It's a question that both major parties have been struggling to answer. The
Tories' proposal, unveiled last week, is to give parents the equivalent of an
education voucher, which they can spend at either a private or state school,
and to create a new generation of cut-price independent schools. And then
there's Labour's five-year plan for education, formally launched this week.
This will give state schools the power to control their own budgets and
co-operate with the private sector. Popular schools that are oversubscribed
will be allowed to expand, even if there are surplus places elsewhere. In
addition, 200 city academies will be created in poorer areas, effectively
operating as state-funded independent schools. Labour's plans are hardly new, said Rachel Sylvester
in The Daily Telegraph. "Many of these powers were introduced in the 2002
Education Act, but never fully implemented." There is one proposal,
however, that is notable by its absence: "the introduction of selection by
academic ability". This is the "clear red water" between Labour
and Tory education plans. Although Tony Blair has rewritten Clause 4 and dumped
the red flag, the idea of schools choosing their pupils on the basis of ability
is still "taboo" in his party. But the Government can't dodge this
forever, said the Evening Standard.
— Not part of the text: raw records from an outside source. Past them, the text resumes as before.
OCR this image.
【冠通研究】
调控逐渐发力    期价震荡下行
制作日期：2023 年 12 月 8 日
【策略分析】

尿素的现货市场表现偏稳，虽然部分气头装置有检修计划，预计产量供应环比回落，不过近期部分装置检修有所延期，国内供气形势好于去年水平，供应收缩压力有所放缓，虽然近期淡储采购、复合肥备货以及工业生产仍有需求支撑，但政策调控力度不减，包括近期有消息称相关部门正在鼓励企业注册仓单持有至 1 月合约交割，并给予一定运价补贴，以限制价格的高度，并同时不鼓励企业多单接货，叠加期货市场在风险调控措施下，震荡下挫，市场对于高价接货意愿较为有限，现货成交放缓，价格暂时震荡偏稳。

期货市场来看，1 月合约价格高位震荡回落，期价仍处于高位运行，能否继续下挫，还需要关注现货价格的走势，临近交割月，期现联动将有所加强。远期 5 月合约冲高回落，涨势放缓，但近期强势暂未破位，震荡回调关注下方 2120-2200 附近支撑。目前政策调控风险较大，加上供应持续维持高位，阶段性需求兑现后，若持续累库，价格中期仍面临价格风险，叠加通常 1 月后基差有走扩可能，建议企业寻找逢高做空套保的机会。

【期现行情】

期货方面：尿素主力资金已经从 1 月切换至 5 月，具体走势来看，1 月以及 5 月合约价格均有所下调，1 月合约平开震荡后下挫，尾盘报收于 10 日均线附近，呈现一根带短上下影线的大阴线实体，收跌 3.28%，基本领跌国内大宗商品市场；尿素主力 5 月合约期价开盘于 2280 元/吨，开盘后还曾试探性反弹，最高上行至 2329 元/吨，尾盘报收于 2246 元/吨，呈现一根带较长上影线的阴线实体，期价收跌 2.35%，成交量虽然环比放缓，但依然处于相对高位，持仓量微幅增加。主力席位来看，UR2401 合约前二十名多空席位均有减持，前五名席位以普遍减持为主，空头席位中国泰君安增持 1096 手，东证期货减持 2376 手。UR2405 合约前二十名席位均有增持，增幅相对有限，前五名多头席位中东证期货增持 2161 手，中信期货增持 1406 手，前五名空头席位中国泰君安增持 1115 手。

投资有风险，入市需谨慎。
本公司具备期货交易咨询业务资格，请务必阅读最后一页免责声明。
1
The issue of selection "will only
become sharper as the new freedoms take hold". The more successful schools
are rewarded and expanded, the more pressure there will be on them to
"refine their entry criteria. Their heads will argue the illogicality of
having all these freedoms without the freedom to select the pupils they
take." ![]() This is what happens when you offer educational
choice, said the New Statesman. Middle-class parents choose to send their
children to the best schools, where the other parents share their aspirations.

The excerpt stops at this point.